2

How to save Pandas df.info() function output to variable or data frame? I tried using buffer value but it is not saving output neatly.

Code:

import io
buffer = io.StringIO()
df.info(buf=buffer)
s = buffer.getvalue()
with open("df_info.txt", "w",
          encoding="utf-8") as f:  
    f.write(s)

Result:

Sample output:

column        non-null count dtype 

We should get the output like in result in above 3 columns.

How can I do this?

mkrieger1
  • 19,194
  • 5
  • 54
  • 65
  • 2
    From the variable name `df` I am inferring you're asking about the `.info()` method of `pandas` dataframes? This function is specifically intended to print information to the console, but all the information it provides can be access directly on the dataframe with other methods and attributes - what exactly do you need from this block that makes you want to capture it? – Grismar Jan 17 '22 at 23:06
  • Also, the solution you found would be the best solution to do it (except that you want to get the value after writing) - you say it's not formatted neatly, but it's literally writing the output to the text file, so there's no neater way to get it. Do you realise that the console uses a fixed width font instead of a proportional font like Excel does? Have you tried looking at the output in Notepad or another text editor? What exactly is not neat about it in that setting? – Grismar Jan 17 '22 at 23:10
  • Does this answer your question? [how to save a pandas DataFrame to an excel file?](https://stackoverflow.com/questions/55170300/how-to-save-a-pandas-dataframe-to-an-excel-file) – mkrieger1 Jan 17 '22 at 23:11
  • @mkrieger1 that would save the dataframe's *contents* to an Excel file, OP appears to be asking how to get the dataframe's *metadata* into Excel (which will come down to fixed-width parsing of the text output, most likely - unless they just directly access the metadata and write it to a .csv) – Grismar Jan 17 '22 at 23:12
  • Oh, I mistook the "table" as the dataframe contents. – mkrieger1 Jan 17 '22 at 23:13
  • i have multiple data frames .I want to save the all the dataframes info() output one after the other.

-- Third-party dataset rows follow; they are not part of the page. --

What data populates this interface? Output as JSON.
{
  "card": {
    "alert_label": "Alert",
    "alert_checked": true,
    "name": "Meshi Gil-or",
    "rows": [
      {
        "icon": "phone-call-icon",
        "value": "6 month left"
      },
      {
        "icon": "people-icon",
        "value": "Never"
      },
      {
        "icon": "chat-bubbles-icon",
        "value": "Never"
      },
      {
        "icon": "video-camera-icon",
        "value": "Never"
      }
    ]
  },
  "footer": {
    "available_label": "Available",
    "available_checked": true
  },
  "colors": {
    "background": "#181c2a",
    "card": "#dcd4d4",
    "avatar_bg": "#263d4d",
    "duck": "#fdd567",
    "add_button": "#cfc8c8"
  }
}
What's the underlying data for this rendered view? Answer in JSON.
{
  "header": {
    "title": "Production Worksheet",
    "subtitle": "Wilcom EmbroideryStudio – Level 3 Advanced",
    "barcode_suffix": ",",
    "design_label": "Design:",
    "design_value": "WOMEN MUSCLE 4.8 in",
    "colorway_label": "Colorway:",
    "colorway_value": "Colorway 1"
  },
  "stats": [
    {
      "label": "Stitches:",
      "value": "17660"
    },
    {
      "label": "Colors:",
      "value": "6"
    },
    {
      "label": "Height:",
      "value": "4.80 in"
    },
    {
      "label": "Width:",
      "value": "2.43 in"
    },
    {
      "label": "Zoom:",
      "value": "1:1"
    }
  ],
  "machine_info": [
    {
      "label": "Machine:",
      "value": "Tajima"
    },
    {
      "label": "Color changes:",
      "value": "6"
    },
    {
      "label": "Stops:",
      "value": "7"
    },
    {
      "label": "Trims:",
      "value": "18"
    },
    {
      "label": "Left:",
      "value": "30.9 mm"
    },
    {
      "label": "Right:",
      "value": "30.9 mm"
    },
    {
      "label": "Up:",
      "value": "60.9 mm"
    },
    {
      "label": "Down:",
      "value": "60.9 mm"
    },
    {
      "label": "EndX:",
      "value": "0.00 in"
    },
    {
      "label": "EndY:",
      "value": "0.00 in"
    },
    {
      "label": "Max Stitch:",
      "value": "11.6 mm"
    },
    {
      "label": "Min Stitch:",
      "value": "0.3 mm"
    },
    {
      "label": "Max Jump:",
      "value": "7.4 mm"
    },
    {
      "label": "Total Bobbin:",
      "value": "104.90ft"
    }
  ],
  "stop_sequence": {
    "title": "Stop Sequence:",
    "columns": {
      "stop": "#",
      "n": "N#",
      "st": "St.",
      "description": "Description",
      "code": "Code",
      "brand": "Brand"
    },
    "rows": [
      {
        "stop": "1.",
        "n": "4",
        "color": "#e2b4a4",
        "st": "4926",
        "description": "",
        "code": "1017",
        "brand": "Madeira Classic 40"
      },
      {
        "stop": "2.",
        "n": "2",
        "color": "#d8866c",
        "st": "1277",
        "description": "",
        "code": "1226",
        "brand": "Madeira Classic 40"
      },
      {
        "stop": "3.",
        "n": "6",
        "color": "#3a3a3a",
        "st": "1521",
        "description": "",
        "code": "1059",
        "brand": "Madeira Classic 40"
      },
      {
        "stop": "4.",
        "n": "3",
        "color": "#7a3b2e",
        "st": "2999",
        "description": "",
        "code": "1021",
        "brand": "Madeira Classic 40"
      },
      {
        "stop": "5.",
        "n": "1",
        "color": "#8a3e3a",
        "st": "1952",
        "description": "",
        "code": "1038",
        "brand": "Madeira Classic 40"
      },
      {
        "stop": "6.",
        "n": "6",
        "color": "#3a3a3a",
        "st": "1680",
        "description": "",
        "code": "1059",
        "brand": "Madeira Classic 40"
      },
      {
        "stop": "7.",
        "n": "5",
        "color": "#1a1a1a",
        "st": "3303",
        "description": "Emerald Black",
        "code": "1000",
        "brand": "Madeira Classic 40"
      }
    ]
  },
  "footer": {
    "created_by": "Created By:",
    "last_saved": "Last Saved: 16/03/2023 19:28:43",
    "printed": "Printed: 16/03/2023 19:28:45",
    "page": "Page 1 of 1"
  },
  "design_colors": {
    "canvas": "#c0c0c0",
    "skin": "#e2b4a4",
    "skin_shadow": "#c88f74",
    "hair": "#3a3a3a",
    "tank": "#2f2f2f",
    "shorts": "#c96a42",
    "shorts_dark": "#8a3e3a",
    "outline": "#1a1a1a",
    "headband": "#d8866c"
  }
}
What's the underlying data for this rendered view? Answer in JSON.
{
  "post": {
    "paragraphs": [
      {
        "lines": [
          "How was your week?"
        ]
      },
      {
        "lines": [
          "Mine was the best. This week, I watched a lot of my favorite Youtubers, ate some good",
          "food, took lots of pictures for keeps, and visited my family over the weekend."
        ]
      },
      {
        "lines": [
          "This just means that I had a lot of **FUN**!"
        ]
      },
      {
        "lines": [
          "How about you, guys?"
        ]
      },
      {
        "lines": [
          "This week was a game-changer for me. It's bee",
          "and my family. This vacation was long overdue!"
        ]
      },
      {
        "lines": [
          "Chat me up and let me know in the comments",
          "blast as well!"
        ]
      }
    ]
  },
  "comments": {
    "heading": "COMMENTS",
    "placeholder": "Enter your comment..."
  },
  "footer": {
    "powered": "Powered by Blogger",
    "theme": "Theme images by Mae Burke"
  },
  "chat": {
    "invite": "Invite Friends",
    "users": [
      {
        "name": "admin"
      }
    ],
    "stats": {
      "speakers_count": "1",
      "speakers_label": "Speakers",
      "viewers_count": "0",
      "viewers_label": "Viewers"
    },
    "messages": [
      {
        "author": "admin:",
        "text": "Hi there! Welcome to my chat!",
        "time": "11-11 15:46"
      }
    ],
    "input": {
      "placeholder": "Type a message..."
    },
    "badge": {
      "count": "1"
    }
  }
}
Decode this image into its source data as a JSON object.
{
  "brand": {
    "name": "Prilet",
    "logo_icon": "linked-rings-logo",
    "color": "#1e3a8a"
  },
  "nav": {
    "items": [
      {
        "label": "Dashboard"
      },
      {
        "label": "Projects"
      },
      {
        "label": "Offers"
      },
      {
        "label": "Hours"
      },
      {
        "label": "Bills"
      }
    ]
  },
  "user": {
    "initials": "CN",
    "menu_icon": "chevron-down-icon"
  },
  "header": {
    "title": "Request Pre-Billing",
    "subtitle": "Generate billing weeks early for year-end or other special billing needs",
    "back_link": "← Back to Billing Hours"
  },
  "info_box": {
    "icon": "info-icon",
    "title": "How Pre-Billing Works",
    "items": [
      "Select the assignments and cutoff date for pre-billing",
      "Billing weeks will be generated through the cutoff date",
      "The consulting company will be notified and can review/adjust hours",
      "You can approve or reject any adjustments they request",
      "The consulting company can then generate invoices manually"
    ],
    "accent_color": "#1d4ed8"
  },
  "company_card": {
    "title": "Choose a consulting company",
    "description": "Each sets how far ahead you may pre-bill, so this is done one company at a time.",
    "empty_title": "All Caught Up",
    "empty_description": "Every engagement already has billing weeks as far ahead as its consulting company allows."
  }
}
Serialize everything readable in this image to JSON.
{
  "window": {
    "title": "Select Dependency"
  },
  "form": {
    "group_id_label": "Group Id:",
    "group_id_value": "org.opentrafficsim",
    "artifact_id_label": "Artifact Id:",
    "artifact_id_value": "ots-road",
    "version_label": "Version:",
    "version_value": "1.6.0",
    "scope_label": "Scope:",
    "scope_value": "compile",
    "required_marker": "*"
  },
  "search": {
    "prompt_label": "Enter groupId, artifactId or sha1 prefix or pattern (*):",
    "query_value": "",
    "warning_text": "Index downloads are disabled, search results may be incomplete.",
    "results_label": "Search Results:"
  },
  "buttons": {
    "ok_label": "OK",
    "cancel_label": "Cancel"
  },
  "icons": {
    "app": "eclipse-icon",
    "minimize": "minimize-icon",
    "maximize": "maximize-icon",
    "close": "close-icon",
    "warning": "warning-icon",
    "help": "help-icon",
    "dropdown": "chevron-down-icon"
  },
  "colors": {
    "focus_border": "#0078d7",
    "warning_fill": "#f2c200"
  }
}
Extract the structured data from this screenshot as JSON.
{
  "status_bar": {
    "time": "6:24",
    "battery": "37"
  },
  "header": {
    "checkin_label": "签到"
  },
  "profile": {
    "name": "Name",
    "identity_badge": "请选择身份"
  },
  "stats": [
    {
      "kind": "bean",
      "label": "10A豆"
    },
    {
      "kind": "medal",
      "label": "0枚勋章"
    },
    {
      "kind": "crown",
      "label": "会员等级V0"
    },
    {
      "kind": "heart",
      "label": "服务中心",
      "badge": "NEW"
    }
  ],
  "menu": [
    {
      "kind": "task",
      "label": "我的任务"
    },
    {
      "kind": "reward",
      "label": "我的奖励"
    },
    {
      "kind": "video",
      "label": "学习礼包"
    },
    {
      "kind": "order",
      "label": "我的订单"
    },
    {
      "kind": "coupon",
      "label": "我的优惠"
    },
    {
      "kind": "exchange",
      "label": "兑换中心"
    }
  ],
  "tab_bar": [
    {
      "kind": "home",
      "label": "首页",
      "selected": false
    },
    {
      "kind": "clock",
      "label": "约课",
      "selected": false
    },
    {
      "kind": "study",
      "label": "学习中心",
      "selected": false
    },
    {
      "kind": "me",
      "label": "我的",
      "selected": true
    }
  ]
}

It is not possible to write the output to df with only columns, non-null,dtypes? – crazycoders Jan 17 '22 at 23:16
  • What would "neat" output look like? Can you make a sample dataframe and some sample output? – Henry Ecker Jan 18 '22 at 00:25
  • @HenryEcker, Neat output would be getting only column , non-null count, dtype only. I am attaching the sample output above – crazycoders Jan 18 '22 at 13:17
  • attached the sample output – crazycoders Jan 18 '22 at 13:22

1 Answers1

5

Use splitlines for lists, then indexig for remove first 5 values and last 2 and split by space with DataFrame constructor:

import io
buffer = io.StringIO()
df.info(buf=buffer)
lines = buffer.getvalue().splitlines()
df = (pd.DataFrame([x.split() for x in lines[5:-2]], columns=lines[3].split())
       .drop('Count',axis=1)
       .rename(columns={'Non-Null':'Non-Null Count'}))
print (df)
jezrael
  • 822,522
  • 95
  • 1,334
  • 1,252